したがって通常、エンジン始動時には吸気バルブ2aのバルブ作用角は最大バルブ作用角となっている。このことにより、エンジン2はイニシャル状態(=最大バルブ作用角)にて始動されることになる。
尚、図1に示したバルブタイミング調節機構58は、オイルコントロールバルブ(以下、「OCV」と称する)と油圧回転機構とから構成されている。そしてECU4によるデューティ制御により、OCVから油圧回転機構の各油圧室への油圧配分を制御して、吸気カムシャフト64とクランクシャフト6aとの回転位相をずらすことにより、バルブタイミングを変更している。そして上述したバルブ作用角調節機構56と共に機能することで前記図8のごとくのバルブ作用角及びバルブタイミングの制御を行っている。
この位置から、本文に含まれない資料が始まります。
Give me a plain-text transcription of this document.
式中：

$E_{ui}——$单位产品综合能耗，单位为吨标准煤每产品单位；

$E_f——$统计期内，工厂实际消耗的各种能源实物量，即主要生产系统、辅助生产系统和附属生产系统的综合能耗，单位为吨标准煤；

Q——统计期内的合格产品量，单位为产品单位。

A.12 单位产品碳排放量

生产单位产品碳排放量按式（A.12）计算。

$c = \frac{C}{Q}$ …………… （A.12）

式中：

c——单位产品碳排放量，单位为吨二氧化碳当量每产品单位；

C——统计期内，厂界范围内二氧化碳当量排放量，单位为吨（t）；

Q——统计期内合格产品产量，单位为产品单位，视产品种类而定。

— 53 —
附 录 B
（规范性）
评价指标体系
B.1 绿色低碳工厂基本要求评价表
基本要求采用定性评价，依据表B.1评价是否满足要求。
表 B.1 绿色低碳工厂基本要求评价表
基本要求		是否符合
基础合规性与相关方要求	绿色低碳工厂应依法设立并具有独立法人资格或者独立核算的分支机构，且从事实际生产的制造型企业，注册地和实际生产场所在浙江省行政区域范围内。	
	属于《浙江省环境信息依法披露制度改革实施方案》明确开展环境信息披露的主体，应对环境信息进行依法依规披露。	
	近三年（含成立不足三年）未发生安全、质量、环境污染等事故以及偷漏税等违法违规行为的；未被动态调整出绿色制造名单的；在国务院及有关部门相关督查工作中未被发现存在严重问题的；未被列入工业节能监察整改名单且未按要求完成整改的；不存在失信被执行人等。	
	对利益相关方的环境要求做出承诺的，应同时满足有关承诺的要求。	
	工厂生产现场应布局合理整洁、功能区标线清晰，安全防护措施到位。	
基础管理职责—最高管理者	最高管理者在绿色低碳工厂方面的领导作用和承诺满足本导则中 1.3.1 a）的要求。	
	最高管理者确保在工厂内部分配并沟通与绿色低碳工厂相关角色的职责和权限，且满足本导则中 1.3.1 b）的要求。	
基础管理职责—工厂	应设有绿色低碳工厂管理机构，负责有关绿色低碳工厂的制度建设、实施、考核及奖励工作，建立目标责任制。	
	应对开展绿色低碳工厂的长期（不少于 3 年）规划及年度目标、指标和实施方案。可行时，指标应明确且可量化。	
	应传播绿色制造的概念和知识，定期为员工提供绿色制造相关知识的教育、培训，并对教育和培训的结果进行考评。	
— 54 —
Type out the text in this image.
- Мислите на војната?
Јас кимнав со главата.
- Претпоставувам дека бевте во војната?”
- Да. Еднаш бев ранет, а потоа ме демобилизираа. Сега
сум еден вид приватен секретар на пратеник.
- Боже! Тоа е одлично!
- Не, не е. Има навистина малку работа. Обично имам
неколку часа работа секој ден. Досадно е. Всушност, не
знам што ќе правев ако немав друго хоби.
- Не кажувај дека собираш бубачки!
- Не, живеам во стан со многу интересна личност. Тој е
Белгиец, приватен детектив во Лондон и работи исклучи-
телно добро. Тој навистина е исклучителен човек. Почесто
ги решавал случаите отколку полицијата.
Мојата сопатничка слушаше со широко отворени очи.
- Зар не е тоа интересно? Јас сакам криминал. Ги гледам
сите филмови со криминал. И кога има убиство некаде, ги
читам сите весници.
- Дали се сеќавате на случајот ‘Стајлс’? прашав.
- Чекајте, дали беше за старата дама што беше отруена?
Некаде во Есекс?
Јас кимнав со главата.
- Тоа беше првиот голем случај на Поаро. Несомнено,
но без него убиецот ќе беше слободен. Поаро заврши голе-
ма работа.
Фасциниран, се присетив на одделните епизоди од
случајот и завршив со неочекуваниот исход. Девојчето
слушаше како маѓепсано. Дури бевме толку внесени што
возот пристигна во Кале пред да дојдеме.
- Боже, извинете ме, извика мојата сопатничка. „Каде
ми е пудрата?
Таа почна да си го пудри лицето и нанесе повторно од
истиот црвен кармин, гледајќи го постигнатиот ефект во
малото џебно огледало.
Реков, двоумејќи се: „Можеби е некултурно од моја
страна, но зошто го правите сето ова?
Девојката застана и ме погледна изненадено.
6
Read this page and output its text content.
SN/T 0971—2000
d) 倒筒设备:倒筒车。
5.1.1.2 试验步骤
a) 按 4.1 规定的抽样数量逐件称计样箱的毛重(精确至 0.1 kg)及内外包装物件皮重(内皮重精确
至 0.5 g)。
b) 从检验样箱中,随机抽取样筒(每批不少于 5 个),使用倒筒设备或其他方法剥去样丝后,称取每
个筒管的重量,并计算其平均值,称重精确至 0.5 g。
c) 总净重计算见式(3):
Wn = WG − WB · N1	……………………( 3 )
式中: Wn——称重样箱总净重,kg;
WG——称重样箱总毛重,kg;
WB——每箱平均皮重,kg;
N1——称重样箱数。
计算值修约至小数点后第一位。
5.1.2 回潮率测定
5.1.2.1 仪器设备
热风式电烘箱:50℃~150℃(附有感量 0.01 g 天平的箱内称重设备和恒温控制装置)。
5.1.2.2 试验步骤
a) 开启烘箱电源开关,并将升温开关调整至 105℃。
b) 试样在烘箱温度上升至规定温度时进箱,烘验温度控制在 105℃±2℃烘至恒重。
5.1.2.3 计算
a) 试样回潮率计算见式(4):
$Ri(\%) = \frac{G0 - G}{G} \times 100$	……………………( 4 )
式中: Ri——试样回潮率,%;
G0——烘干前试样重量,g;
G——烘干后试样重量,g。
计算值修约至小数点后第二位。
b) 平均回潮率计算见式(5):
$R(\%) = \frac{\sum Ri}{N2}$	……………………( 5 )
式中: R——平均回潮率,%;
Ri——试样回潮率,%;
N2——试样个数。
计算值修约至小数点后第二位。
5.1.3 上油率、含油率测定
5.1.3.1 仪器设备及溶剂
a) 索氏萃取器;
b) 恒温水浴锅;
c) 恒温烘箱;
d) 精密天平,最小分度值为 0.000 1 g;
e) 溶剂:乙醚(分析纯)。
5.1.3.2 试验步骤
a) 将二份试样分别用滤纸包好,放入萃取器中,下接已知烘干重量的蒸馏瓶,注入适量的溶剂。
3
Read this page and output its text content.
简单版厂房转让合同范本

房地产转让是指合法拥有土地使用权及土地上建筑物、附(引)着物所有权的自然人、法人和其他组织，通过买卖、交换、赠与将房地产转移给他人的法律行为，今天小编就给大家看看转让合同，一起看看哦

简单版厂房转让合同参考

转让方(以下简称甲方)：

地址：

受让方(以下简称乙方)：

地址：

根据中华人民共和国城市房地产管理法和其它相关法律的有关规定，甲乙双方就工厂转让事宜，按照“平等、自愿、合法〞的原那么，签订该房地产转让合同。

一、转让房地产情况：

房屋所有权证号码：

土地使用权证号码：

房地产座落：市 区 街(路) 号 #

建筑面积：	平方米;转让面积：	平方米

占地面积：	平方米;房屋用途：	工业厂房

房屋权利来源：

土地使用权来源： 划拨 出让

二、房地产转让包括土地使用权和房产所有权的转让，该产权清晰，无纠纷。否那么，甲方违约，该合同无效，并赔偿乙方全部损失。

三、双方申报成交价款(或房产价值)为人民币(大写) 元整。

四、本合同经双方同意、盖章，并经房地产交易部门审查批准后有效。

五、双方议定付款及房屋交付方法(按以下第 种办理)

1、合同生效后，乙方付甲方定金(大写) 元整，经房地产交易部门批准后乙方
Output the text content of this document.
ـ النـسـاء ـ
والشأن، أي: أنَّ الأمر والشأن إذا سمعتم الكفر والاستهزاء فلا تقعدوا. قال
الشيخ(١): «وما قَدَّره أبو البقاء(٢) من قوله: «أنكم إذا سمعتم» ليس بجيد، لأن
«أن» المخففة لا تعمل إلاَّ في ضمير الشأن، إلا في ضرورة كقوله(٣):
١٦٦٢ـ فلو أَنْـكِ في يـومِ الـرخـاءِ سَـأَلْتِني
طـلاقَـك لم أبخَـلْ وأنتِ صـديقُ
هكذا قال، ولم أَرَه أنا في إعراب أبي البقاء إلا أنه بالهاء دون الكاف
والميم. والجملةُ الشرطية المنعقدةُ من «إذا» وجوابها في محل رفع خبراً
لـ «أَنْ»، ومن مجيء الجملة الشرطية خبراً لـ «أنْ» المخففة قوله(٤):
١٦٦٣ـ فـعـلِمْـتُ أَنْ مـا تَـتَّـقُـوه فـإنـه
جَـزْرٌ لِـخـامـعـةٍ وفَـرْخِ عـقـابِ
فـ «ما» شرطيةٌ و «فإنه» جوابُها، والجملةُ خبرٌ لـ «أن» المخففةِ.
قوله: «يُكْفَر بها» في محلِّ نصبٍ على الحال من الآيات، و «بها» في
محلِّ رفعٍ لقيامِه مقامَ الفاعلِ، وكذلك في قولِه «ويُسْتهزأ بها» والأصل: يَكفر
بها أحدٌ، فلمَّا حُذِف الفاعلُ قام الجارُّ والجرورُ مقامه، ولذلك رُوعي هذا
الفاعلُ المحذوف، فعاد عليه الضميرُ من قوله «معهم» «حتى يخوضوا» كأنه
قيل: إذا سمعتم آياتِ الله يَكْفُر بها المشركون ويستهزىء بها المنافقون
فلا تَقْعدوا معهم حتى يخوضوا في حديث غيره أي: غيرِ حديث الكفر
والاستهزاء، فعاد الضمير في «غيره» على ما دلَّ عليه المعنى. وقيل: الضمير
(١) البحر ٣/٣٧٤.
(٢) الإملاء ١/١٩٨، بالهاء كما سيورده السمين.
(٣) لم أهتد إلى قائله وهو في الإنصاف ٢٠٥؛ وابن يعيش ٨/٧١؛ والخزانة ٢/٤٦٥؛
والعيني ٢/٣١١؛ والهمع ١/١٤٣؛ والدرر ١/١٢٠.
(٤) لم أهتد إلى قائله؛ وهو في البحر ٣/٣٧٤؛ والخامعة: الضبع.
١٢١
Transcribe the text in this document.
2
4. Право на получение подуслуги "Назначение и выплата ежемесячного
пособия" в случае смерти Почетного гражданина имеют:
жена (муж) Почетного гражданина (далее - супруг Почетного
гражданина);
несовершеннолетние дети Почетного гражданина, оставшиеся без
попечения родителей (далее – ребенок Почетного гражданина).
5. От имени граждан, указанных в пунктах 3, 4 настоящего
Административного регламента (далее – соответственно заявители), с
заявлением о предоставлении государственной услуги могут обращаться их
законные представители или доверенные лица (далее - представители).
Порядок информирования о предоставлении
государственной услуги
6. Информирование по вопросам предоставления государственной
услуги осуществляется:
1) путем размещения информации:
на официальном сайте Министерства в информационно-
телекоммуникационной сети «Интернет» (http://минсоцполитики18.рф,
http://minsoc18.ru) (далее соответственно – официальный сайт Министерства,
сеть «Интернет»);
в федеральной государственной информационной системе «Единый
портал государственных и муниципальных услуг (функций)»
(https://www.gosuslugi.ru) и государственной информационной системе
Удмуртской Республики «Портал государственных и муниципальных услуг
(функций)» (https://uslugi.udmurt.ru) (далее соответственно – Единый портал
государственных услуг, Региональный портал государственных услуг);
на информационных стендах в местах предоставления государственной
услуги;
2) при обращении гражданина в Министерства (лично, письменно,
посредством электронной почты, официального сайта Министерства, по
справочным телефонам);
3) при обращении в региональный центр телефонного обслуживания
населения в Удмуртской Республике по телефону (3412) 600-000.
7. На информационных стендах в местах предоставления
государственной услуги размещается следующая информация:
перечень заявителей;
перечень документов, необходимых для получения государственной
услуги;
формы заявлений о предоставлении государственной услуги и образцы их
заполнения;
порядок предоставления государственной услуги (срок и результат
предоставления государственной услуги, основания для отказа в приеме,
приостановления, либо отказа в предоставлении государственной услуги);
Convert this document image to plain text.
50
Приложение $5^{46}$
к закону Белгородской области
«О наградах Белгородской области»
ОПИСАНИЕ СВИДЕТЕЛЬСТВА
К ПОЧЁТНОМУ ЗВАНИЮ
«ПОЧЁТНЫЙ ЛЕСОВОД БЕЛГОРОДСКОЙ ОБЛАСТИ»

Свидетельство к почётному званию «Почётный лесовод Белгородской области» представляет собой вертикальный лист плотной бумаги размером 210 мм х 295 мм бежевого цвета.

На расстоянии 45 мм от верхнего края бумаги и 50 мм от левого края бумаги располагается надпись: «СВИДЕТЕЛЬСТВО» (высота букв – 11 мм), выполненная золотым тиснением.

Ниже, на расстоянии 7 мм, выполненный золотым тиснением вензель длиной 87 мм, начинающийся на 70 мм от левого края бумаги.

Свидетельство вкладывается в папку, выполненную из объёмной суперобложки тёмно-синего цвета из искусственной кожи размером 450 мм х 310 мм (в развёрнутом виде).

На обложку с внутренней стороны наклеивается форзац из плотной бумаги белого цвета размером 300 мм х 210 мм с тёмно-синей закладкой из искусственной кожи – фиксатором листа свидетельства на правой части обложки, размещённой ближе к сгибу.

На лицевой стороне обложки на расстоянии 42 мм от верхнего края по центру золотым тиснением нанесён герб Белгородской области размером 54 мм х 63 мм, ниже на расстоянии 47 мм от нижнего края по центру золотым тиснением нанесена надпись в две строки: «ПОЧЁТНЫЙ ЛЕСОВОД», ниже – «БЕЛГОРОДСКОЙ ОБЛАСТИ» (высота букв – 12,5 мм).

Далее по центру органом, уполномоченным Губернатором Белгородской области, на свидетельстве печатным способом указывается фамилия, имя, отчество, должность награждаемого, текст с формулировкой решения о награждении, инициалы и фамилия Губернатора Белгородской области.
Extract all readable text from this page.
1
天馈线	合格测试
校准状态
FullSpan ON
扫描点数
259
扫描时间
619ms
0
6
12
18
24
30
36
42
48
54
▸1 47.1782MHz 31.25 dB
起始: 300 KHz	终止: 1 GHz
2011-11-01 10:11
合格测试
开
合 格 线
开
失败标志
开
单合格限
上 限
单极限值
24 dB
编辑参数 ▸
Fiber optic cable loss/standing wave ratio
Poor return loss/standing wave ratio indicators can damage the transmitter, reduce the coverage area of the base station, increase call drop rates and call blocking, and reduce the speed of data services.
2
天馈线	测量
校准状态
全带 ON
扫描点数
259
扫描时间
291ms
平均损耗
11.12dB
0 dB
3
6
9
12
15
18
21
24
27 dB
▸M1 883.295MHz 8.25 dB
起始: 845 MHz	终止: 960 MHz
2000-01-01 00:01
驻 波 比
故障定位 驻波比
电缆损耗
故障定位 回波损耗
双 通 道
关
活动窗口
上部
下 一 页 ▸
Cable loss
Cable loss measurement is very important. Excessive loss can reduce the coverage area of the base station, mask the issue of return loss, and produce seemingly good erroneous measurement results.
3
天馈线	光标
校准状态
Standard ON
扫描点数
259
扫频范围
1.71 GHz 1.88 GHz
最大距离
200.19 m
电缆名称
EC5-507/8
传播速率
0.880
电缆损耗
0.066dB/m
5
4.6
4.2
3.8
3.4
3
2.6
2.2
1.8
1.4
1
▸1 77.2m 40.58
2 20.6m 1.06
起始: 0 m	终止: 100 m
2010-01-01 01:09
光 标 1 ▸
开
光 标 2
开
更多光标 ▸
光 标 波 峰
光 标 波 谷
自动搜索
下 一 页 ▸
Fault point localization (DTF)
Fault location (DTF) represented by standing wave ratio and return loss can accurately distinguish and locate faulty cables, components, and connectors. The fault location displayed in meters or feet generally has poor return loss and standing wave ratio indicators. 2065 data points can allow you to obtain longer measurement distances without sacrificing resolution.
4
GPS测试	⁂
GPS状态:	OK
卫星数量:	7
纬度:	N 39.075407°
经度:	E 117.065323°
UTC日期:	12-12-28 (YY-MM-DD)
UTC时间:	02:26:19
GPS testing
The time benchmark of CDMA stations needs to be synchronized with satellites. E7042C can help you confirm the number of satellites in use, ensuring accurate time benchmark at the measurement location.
次にECU4によるスライドセンサ50の検出値に基づくバルブ作用角制御処理について説明する。
図13にバルブ作用角制御処理のフローチャートを示す。本処理は一定の時間周期で繰り返し実行される処理である。
本処理が開始されると、まずバルブ作用角が前述したイニシャル状態にあるか否かが判定される(S102)。ここでは前述したごとく不揮発メモリに記録されているイニシャル状態を示すイニシャルフラグが「ON」か否かを判定する。ここでエンジン始動の場合であると考えると、イニシャルフラグ=「ON」であれば(S102で「YES」)、スライドセンサ50の異常を診断する(S104)。スライドセンサ50は自己異常診断のために内部に備えられた2つのコイルによりそれぞれ測定しており、ECU4はこれらの2つのコイルからの出力値の差が大きくなった場合には異常があるものとする診断処理ができる。本実施の形態ではバルブ作用角がイニシャル状態にある時には必ずスライドセンサ50の異常を診断することになる。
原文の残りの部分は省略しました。